Sein Kumpan, der Neaira geschlagen hatte, lag noch halb benommen am Boden und versuchte, sich wieder aufzurappeln.
»Komm, wir müssen hier fort!« Der Arzt streckte der Hetaire die Hand entgegen. »Die beiden werden gleich wieder auf den Beinen sein.«
»Ich kann nicht.« Neaira standen die Tränen in den Augen. »Wo sollte ich hingehen? Man wird mich am Hof deines Königs nur verspotten.«
»Das ist nicht wahr. Niemand würde es wagen, über mein Weib schlecht zu reden und .«
»Rette dich, mein Freund. Es war schön mit dir zusammen zu träumen. Mit dir leben könnte ich nicht. Jetzt beeile dich. Ich werde versuchen, die zwei noch ein wenig hinzuhalten.«
»Ich kann dich doch jetzt nicht alleine lassen!«
»Und wie willst du mir helfen? Indem du dich von den Stadtwachen ergreifen läßt? Du kannst nichts mehr für mich tun. Ich habe für dich gelogen. Sie werden mich bestrafen. Aber das werde ich schon durchstehen. Ich kenne einen Tetrarchen der Wache. Er wird mich schützen, aber dir wird er keinen Gefallen tun. Also nimm deine Sachen und lauf ...«
Ein Geräusch ließ Philippos herumfahren. Der bärtige Wortführer der beiden Wachen hatte sich halb aufgerichtet und einen Dolch gezogen. Der Arzt warf ihm seine Kleider entgegen, und in dem Moment, in dem der Soldat die Arme hochriß, versetzte der Grieche ihm einen Tritt. Die Wucht des Treffers riß den Krieger zurück, so daß er mit dem Kopf gegen die Wand schlug. Philippos setzte nach und trat dem zusammengesunkenen Wächter wieder und wieder in den Leib. Am liebsten hätte er den Mann in Stücke gerissen. Es war, als hätten die Furien seinen Geist verwirrt. Dieser Mistkerl und sein Kumpan hatten sein Glück zerstört! Wieder verpaßte Philippos dem Krieger einen Tritt. Ihretwegen mußte er fliehen, und nur ihretwegen würde Neaira leiden! Was hatte er getan, daß ihm die Götter einen so grausamen Streich spielten!
»Hör auf!« Die Hetaire packte den Arzt beim Arm und zog ihn zurück. Auf der Treppe, die zu den Kammern der Huren führte, waren schwere Tritte zu hören. »Lauf endlich, mein Liebster, und vergiß mich nicht. Das ist das einzige, was ich mir von dir wünsche .« Neaira drückte ihm sein Kleiderbündel in die Hand und schob ihn zur Türe hinaus. Direkt vor dem Griechen löste sich der Schatten eines großgewachsenen Kriegers aus dem Dunkel der Nacht. Der Mann streckte die Arme nach ihm aus.

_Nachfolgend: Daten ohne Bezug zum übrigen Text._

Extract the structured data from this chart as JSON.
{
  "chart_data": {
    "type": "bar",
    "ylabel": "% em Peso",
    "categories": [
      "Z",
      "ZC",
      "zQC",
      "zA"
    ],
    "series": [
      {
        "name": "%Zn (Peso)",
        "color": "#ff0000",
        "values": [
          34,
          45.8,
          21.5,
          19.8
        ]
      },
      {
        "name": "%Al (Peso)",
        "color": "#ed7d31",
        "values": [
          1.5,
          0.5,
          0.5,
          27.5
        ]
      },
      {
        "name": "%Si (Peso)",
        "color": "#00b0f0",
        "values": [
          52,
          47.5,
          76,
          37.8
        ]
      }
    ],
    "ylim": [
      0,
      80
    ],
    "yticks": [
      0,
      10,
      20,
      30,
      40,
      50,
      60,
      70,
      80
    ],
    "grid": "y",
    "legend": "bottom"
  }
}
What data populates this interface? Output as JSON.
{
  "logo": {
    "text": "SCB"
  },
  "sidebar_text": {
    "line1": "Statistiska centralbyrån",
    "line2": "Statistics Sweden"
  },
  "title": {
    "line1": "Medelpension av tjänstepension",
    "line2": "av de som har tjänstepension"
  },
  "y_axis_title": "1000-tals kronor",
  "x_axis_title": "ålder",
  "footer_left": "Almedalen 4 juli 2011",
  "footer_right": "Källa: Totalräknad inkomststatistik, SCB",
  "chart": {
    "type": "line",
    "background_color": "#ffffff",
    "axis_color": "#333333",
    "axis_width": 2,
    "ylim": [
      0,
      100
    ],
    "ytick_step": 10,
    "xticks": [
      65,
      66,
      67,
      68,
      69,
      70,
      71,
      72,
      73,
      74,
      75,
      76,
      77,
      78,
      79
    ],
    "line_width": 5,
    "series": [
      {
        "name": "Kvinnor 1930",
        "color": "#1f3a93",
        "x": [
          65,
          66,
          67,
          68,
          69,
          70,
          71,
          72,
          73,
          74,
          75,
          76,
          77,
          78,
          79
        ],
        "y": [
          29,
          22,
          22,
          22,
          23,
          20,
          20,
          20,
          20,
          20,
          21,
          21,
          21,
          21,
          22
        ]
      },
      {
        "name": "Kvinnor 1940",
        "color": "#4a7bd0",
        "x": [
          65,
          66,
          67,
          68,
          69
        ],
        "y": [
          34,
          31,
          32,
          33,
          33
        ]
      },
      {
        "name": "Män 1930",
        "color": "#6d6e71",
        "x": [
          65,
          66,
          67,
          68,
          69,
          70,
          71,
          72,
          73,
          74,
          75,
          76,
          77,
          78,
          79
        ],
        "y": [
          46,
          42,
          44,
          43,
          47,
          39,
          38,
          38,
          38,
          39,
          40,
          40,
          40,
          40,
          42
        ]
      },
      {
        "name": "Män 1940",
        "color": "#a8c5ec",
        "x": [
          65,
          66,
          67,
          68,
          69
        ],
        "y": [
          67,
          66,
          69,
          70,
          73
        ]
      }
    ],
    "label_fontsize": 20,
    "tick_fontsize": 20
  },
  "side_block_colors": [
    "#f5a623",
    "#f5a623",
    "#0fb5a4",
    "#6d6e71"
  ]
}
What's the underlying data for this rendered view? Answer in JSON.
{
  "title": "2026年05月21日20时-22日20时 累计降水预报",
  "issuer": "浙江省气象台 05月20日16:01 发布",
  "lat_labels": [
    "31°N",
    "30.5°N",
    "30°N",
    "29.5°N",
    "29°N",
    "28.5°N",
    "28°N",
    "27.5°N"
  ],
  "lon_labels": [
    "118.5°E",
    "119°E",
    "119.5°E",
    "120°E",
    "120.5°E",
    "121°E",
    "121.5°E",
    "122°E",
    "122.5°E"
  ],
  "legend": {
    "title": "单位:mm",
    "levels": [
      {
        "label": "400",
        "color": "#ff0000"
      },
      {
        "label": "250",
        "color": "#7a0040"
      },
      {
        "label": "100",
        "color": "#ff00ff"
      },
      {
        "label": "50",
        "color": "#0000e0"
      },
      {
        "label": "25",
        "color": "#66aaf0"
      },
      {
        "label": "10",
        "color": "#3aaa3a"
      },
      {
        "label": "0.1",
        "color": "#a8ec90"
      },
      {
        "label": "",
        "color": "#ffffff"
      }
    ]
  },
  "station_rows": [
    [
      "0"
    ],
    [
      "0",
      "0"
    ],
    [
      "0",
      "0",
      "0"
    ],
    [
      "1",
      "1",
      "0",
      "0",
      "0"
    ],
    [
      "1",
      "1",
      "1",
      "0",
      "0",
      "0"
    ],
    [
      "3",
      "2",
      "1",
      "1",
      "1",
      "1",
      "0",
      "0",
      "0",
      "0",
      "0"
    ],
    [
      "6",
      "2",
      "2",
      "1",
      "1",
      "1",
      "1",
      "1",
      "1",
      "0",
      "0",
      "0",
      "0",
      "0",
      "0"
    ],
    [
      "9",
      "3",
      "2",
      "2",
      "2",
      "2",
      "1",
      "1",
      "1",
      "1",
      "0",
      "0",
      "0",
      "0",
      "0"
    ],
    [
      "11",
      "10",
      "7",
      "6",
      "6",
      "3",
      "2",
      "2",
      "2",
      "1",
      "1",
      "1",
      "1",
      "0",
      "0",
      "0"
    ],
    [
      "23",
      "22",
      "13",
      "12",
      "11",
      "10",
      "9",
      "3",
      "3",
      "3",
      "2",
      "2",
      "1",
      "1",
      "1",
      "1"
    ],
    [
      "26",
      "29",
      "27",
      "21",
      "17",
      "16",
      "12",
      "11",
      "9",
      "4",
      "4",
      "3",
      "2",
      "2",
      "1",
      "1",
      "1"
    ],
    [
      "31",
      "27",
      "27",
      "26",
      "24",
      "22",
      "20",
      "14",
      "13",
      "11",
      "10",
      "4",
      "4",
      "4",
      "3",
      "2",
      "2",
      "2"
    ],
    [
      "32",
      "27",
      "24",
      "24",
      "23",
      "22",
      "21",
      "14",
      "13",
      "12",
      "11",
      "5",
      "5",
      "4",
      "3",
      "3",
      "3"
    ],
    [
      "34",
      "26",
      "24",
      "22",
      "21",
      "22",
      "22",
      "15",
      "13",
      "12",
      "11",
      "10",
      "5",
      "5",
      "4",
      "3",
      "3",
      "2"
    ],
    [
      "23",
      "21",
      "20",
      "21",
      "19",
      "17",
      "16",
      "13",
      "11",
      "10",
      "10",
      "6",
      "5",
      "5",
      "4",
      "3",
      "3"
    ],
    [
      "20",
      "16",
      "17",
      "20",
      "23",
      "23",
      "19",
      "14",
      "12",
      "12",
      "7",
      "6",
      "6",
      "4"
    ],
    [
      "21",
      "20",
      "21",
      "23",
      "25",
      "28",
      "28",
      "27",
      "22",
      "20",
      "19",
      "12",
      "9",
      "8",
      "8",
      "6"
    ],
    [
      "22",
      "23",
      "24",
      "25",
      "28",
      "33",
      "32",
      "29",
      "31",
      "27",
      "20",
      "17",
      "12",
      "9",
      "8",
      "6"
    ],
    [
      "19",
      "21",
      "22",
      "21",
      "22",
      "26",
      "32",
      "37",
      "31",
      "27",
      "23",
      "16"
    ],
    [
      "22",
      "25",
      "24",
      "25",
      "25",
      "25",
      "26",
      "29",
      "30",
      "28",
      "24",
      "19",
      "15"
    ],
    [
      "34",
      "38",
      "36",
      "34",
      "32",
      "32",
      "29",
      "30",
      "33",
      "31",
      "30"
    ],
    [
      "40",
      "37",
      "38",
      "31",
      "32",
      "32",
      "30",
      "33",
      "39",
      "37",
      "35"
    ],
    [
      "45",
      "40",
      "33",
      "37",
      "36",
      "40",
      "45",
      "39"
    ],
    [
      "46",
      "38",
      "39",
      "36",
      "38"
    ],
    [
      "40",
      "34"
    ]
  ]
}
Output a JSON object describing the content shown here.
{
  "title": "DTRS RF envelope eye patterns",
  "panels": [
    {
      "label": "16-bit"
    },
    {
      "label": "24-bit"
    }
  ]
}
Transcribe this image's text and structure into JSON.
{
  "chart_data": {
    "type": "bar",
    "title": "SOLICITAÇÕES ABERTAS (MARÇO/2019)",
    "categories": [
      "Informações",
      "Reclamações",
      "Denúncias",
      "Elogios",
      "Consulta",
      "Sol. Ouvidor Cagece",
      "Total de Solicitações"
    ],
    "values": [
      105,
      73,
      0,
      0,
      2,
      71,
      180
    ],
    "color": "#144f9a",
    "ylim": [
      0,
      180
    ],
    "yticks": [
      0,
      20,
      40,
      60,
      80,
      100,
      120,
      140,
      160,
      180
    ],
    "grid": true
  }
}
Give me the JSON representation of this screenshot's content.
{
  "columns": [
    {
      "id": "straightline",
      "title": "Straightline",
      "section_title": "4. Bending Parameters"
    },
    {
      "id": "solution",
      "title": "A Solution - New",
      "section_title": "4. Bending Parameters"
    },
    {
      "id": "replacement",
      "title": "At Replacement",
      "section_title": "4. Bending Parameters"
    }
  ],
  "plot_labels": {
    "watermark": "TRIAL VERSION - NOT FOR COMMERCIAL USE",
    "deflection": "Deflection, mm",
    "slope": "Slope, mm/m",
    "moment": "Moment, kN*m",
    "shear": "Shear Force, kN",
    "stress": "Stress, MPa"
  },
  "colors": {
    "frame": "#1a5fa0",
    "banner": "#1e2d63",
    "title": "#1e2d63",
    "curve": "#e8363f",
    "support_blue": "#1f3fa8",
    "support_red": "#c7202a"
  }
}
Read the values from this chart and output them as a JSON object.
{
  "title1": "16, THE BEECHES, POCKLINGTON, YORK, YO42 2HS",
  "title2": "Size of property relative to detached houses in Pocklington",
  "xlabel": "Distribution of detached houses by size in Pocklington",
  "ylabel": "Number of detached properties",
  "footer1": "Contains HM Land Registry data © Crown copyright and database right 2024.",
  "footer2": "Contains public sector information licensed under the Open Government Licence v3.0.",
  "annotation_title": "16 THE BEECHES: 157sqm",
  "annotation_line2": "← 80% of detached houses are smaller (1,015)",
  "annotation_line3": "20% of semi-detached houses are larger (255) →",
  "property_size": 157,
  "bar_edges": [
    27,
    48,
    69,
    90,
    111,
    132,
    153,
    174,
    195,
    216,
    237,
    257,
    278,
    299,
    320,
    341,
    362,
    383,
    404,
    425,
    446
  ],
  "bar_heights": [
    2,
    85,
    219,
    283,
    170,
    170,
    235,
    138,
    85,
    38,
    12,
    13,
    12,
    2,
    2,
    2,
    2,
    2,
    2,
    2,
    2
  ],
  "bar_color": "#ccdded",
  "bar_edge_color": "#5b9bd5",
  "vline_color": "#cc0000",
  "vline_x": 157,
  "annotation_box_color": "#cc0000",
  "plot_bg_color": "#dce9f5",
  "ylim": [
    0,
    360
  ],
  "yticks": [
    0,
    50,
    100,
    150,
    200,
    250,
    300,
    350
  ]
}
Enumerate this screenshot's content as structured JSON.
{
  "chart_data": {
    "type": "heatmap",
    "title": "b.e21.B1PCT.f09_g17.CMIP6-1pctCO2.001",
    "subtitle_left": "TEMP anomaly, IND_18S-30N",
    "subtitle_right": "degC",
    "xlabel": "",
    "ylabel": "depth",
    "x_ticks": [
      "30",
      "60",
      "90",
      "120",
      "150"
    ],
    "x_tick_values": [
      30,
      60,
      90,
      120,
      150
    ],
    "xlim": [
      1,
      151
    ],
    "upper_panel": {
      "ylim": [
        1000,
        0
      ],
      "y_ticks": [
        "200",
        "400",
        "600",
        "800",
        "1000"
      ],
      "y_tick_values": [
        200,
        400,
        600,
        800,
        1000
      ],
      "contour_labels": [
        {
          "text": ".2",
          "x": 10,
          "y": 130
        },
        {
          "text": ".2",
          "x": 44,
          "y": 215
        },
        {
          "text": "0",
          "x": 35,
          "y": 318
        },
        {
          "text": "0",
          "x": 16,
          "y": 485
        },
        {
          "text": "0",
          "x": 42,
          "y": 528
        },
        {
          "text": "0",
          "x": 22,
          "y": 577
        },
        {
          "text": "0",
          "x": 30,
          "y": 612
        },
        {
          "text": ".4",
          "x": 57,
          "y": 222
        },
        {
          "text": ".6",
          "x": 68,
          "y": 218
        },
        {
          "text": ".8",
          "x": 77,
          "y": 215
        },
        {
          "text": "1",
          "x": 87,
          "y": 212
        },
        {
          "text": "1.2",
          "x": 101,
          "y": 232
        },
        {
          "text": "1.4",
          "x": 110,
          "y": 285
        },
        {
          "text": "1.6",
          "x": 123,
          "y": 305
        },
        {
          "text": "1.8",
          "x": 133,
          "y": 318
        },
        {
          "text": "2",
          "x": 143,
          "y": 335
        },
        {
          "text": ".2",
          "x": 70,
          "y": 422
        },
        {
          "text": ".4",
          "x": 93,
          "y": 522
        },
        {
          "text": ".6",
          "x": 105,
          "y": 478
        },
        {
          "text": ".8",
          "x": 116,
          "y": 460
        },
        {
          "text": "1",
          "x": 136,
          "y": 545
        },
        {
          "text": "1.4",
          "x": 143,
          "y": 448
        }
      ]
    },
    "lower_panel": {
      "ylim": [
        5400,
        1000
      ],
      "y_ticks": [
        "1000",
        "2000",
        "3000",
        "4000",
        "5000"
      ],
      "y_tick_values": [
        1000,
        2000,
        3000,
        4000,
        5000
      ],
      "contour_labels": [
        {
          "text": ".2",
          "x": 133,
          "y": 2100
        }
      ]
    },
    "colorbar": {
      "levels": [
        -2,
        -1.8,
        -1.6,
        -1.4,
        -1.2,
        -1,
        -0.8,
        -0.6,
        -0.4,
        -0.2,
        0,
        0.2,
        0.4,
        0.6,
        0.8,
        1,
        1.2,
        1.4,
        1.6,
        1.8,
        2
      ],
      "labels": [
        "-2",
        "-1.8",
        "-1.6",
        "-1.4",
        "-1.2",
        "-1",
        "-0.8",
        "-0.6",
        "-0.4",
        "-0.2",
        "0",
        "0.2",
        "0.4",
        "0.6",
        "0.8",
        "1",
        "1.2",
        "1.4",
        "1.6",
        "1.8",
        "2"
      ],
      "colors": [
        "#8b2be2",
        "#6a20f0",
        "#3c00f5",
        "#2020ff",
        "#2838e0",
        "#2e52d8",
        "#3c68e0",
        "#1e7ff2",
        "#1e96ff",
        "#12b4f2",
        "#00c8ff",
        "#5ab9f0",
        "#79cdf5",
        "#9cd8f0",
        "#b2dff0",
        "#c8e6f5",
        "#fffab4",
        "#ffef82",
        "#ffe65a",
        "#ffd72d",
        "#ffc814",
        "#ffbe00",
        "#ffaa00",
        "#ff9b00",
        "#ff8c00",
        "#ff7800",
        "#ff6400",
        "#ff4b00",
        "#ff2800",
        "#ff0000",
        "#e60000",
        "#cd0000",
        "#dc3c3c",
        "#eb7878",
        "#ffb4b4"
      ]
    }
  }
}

Philippos sprang vor und rammte dem Hünen seinen Kopf in den Leib. Im gleichen Augenblick schlossen sich die Hände des Kriegers wie eiserne Fesseln um die Arme des Arztes. Einen Moment lang taumelte der Soldat . Dann stürzte er nach hinten. Krachend zerbarst das hölzerne Geländer der Galerie, an der die Zimmer der Huren lagen.
Schreiend stürzten die beiden in die Tiefe. Der Aufschlag auf dem Pflaster der Hafenstraße trieb dem Griechen die Luft aus den Lungen. Einen Moment lang hatte er das Gefühl, keinen Atem mehr schöpfen zu können. Benommen rollte er sich vom Leib des Kriegers. Der Soldat rührte sich nicht mehr.